Chinese tech giant Alibaba posts profit drop amid AI drive

Alibaba Reports Decline in Net Profit Amid Increased AI Investments
HONG KONG — Chinese tech giant Alibaba announced Wednesday that its net profit fell nearly 20% during its most recent fiscal year, impacted by domestic economic challenges and costly investments in artificial intelligence.
The company, known for its major online shopping platforms, experienced pressure on its core e-commerce sector due to competitive pricing and slow consumer spending in China, the world’s second-largest economy.
For the fiscal year ending March 31, Alibaba reported a net profit of 105.9 billion yuan ($15.6 billion), a decrease from 129.5 billion yuan the previous year. This represents an 18% year-on-year decline.
In the final financial quarter, the company’s revenue increased by 3% compared to the same period last year, totaling 243.4 billion yuan.
“Alibaba’s full-stack AI investments have progressed from incubation to commercialization at scale,” said CEO Eddie Wu in a statement. He noted that the firm achieved significant advancements in models, cloud infrastructure, and applications during the recent quarter.
The company’s open-source Qwen AI models have gained popularity among programmers globally. Alibaba recently announced the integration of Qwen’s agentic features into its widely used Taobao shopping app, enhancing user functionality.
Wu emphasized the “massive potential for agentic AI” in his statement.
Analysts at Bloomberg Intelligence indicated that Alibaba is likely to increase its emphasis on AI integration across its ecosystem in fiscal year 2027, suggesting the company will maintain high expenditure to boost user adoption.
In addition, Alibaba, along with Tencent, is reportedly in discussions to invest in AI startup DeepSeek, which launched a significant new AI model in April. Reports suggest that the funding round for DeepSeek could value the company at up to $50 billion, though Alibaba has not yet commented on these discussions.

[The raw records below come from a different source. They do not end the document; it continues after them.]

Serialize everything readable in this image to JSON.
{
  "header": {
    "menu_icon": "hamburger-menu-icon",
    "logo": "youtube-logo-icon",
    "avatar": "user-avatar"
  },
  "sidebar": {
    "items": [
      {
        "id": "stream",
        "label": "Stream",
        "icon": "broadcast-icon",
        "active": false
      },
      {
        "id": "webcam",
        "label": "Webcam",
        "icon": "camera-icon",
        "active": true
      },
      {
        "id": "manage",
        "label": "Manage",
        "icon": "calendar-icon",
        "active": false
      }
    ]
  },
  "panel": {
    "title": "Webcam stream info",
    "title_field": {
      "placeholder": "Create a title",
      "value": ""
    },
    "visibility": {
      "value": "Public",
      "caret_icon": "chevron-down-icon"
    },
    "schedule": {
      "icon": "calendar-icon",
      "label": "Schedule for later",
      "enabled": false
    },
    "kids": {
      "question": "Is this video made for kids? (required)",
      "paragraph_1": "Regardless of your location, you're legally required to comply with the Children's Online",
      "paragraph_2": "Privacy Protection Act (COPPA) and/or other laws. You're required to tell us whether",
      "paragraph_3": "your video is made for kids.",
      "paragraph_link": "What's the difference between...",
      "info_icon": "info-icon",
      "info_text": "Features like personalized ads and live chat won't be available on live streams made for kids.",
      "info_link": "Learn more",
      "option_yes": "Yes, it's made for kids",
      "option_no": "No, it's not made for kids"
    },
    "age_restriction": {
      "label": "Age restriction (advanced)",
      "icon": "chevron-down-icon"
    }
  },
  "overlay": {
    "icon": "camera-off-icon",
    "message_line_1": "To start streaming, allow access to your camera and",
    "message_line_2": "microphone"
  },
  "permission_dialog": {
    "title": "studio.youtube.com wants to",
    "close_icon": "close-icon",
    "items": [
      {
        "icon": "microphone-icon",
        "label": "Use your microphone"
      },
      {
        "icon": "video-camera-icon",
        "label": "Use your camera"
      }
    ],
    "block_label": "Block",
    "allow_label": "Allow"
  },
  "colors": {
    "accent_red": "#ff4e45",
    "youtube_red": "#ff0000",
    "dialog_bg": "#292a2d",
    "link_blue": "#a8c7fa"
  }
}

Despite the rising global interest in AI, Alibaba’s shares have struggled this year on U.S. and Hong Kong exchanges. The firm has previously faced regulatory scrutiny as part of a broader crackdown on the Chinese tech sector initiated in late 2020, amid concerns that major companies had amassed too much power.
Jack Ma, Alibaba’s co-founder, had largely remained out of the public eye during this period. However, his unexpected return in February 2025 for a meeting with President Xi Jinping and business leaders indicated a potential easing of government pressures, leading to a surge in Alibaba’s stock.
While Ma is no longer an executive at the company, he is believed to retain a substantial ownership stake.
In a separate announcement on Wednesday, Tencent reported a 21% increase in its quarterly net profit, reflecting substantial investments in AI as well.